Надолго повисло молчание. В щели сильнее и сильнее задувал ветер, словно снаружи начиналась гроза. Но через окно не разглядеть ничего, кроме стеклянного шара, зажатого между лиан. Наконец, Марта решилась спросить:
– А потом? Ты продолжила их искать?
Грейн воззрилась на собеседницу, как будто первый раз заметила. Покачала головой:
– Я поняла, что слишком мало понимаю в окружающем, умею недостаточно. И принялась учиться. Первым делом разложила по полочкам знания, доставшиеся от прошлой хозяйки. Добивалась полного порядка, однако вдруг вылезало неизвестно откуда новое и принималось метаться, круша шкафчики. Не сразу я поняла, что так ведут себя озарения – проявляется талант Тирейн.
К тому же, её Путь постоянно звал меня: стоило увидеть систему маскировки каких-нибудь тонсинианских летучих мышей, тут же руки тянулись к чертежам. Как исполнить подобное в технике? Этот вопрос не отпускал, пока не получится, зудел и затмевал солнце.
Открылась способность видеть будущее. Нет, не ахай – передо мной лишь разворачиваются возможные варианты, могу определить наиболее вероятный, а что точно случится, не знаю. К тому же, у меня оказалось слишком много ненужных качеств: миролюбие, усидчивость, сродство к лошадям и прочее. Они рвали мозг на части. Пришлось отдать это всё обратно в Древо.
– А разве душевные качества можно брать и отдавать?
– Можно, Марта. Для нас с тобой. Я хватила лишку, пока искала способ проникнуть в Свидетельство. Надо было найти девочку, которая умирает перед первым попаданием в Древо, ещё до Испытания. Открыла подходящий фонарь, скопировала такую себе, выспросила подробности смерти – и уничтожила. Тогда-то ко мне и перешли потрясающая способность к вышиванию объёмной гладью и заразительный смех.
– Уничтожила?!
– Совсем не то, что ты думаешь! Стёрла мнемокопию личности, забрав навыки. Вернулась к моменту гибели вышивальщицы, пораньше отправила её в Древо и заняла место перед пяльцами. С прибором маскировки, который изобрела Тирейн, это оказалось легко. Ворвались революционеры, проткнули шпагой. Я надеялась, что меня тут же возьмут к себе стеклянные тётки, но просчиталась: оказывается, им не каждый нужен. Потом корни утащили, вылечили. Пришлось проделать всю тягомотину с допросом и уничтожением ещё шесть раз, и на седьмой – получилось! Я очнулась на корабле Свидетельства.

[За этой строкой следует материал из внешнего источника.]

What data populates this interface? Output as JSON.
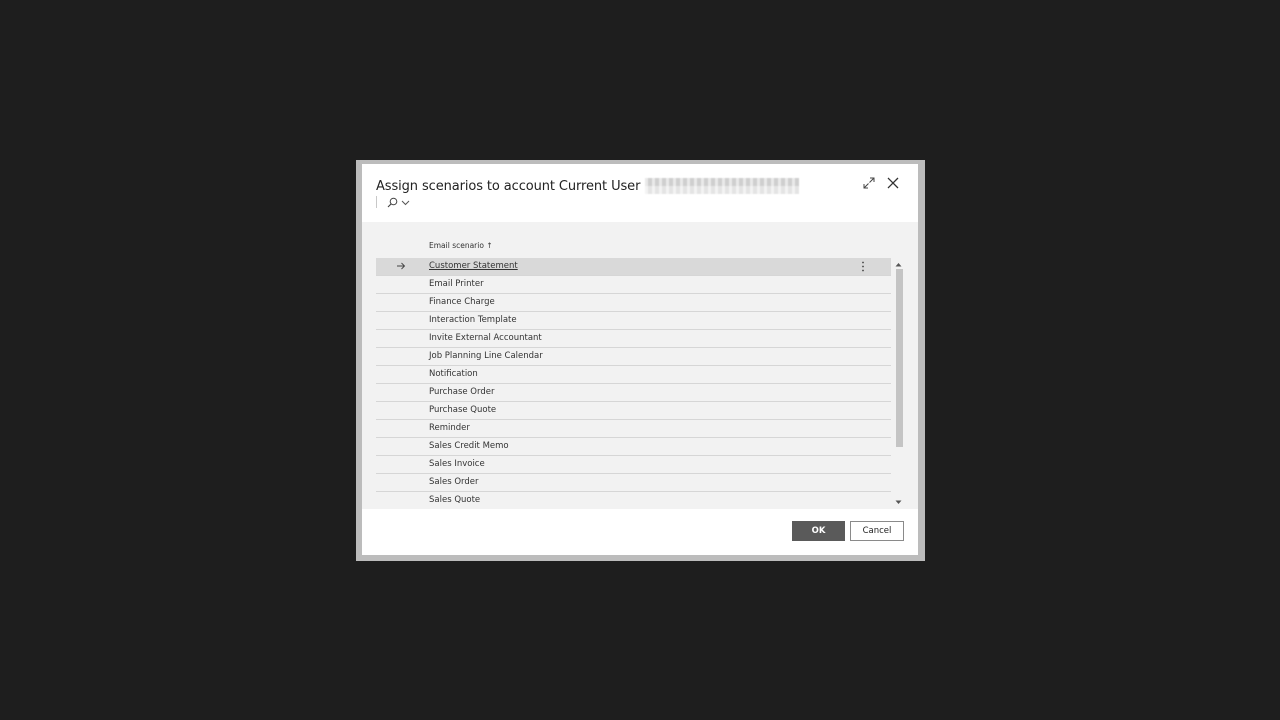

Марта прикрыла рот ладонью. Она наконец-то поняла, почему тевтонка жаждала отпущения. Уняв трепет, монашка проговорила:
– Ты убила восемь девочек? Просто чтобы пройти, куда тебе надо? И ещё Тирейн…
– Не убила. Их личности хранятся в Древе, я уничтожала лишние копии. Кроме Тирейн, конечно. Но сотворенное во имя целей Ордена не может быть греховно.
– Ты это сотворила для целей ордена? Или для своих?
– Да какая разница?!
– Вот именно – никакой.
Грейн откинулась на спинку лавки и процедила:
– Кто ты вообще – послушница при лагере? Что сама сделала выдающегося?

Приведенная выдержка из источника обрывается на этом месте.